Pemeriksaan tersebut berkaitan dengan kasus dugaan korupsi kuota haji dan penyelenggaraan ibadah haji tahun 2023–2024 yang diduga menimbulkan kerugian keuangan negara.
Yaqut yang menjabat Menteri Agama pada periode 2020–2024 hadir memenuhi panggilan penyidik dan diperiksa sebagai saksi oleh tim KPK.
Yaqut tiba sekitar pukul 13.15 WIB. didampingi sejumlah orang, termasuk kuasa hukumnya, Mellisa Anggraini, serta mantan juru bicara dan tenaga ahli menteri agama pada eranya
Dalam perkara ini, KPK juga telah menetapkan Yaqut sebagai tersangka atas dugaan penyimpangan kebijakan kuota haji tahun 2024.
Kasus ini berawal dari kebijakan pembagian tambahan kuota haji sebanyak 20 ribu jemaah pada 2024, saat Yaqut masih menjabat Menteri Agama.

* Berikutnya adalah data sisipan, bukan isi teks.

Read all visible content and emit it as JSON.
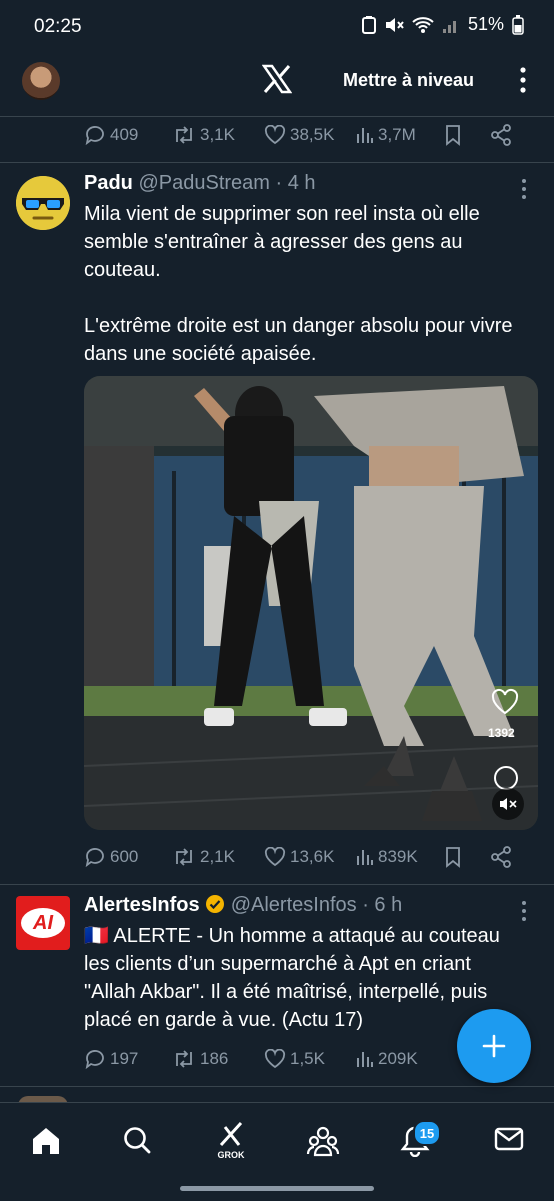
{
  "status_bar": {
    "time": "02:25",
    "battery": "51%"
  },
  "header": {
    "upgrade_label": "Mettre à niveau"
  },
  "prev_tweet": {
    "replies": "409",
    "reposts": "3,1K",
    "likes": "38,5K",
    "views": "3,7M"
  },
  "tweet1": {
    "name": "Padu",
    "handle": "@PaduStream",
    "time": " · 4 h",
    "text": "Mila vient de supprimer son reel insta où elle semble s'entraîner à agresser des gens au couteau.\n\nL'extrême droite est un danger absolu pour vivre dans une société apaisée.",
    "video_likes": "1392",
    "replies": "600",
    "reposts": "2,1K",
    "likes": "13,6K",
    "views": "839K"
  },
  "tweet2": {
    "name": "AlertesInfos",
    "handle": "@AlertesInfos",
    "time": " · 6 h",
    "avatar_text": "AI",
    "text": "🇫🇷 ALERTE - Un homme a attaqué au couteau les clients d’un supermarché à Apt en criant \"Allah Akbar\". Il a été maîtrisé, interpellé, puis placé en garde à vue. (Actu 17)",
    "replies": "197",
    "reposts": "186",
    "likes": "1,5K",
    "views": "209K"
  },
  "bottom_nav": {
    "grok_label": "GROK",
    "notifications_count": "15"
  },
  "colors": {
    "background": "#15202b",
    "accent": "#1d9bf0",
    "muted": "#8b98a5",
    "divider": "#38444d",
    "verified": "#f4b400"
  }
}
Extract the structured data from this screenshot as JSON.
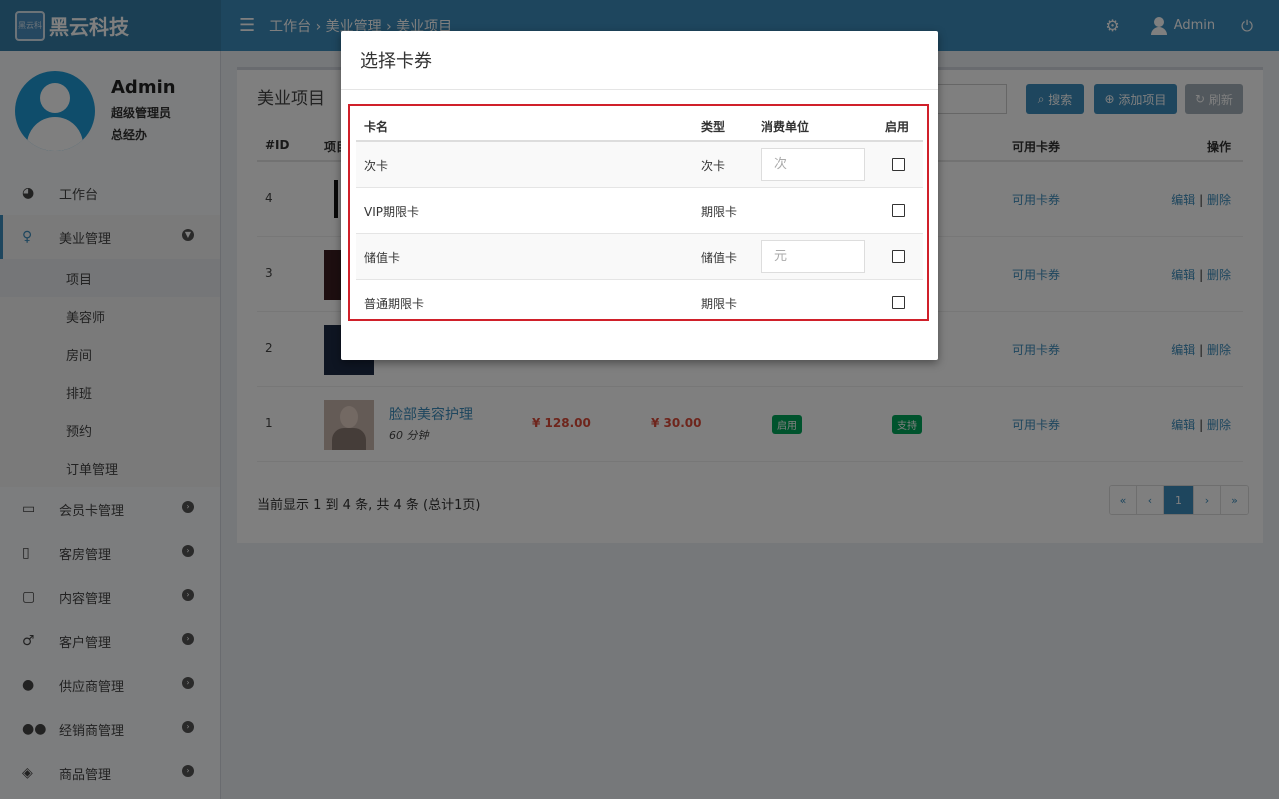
{
  "topbar": {
    "logo_text": "黑云科技",
    "brand": "黑云科技",
    "breadcrumb": "工作台 › 美业管理 › 美业项目",
    "user": "Admin"
  },
  "profile": {
    "name": "Admin",
    "role": "超级管理员",
    "dept": "总经办"
  },
  "menu": {
    "dashboard": "工作台",
    "beauty": "美业管理",
    "sub": [
      "项目",
      "美容师",
      "房间",
      "排班",
      "预约",
      "订单管理"
    ],
    "items": [
      "会员卡管理",
      "客房管理",
      "内容管理",
      "客户管理",
      "供应商管理",
      "经销商管理",
      "商品管理"
    ]
  },
  "main": {
    "title": "美业项目",
    "buttons": {
      "search": "搜索",
      "add": "添加项目",
      "refresh": "刷新"
    },
    "columns": {
      "id": "#ID",
      "project": "项目",
      "cards": "可用卡券",
      "ops": "操作"
    },
    "rows": [
      {
        "id": "4",
        "cards": "可用卡券",
        "edit": "编辑",
        "delete": "删除"
      },
      {
        "id": "3",
        "cards": "可用卡券",
        "edit": "编辑",
        "delete": "删除"
      },
      {
        "id": "2",
        "cards": "可用卡券",
        "edit": "编辑",
        "delete": "删除"
      },
      {
        "id": "1",
        "name": "脸部美容护理",
        "duration": "60 分钟",
        "price1": "¥ 128.00",
        "price2": "¥ 30.00",
        "status": "启用",
        "support": "支持",
        "cards": "可用卡券",
        "edit": "编辑",
        "delete": "删除"
      }
    ],
    "footer": "当前显示 1 到 4 条, 共 4 条 (总计1页)",
    "pager": [
      "«",
      "‹",
      "1",
      "›",
      "»"
    ]
  },
  "modal": {
    "title": "选择卡券",
    "headers": {
      "name": "卡名",
      "type": "类型",
      "unit": "消费单位",
      "enable": "启用"
    },
    "rows": [
      {
        "name": "次卡",
        "type": "次卡",
        "placeholder": "次"
      },
      {
        "name": "VIP期限卡",
        "type": "期限卡"
      },
      {
        "name": "储值卡",
        "type": "储值卡",
        "placeholder": "元"
      },
      {
        "name": "普通期限卡",
        "type": "期限卡"
      }
    ]
  },
  "colors": {
    "primary": "#3c8dbc",
    "danger": "#dd4b39",
    "success": "#00a65a",
    "highlight": "#d0202a"
  }
}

Tambahan kuota tersebut dimaksudkan untuk mengurangi masa tunggu jemaah haji reguler Indonesia yang di sejumlah daerah dapat mencapai lebih dari 20 tahun.
Sebelum adanya tambahan, Indonesia memperoleh kuota haji sebanyak 221 ribu jemaah, yang kemudian meningkat menjadi 241 ribu jemaah setelah penambahan.
Persoalan muncul ketika kuota tambahan tersebut dibagi secara merata, masing-masing 10 ribu untuk haji reguler dan 10 ribu untuk haji khusus.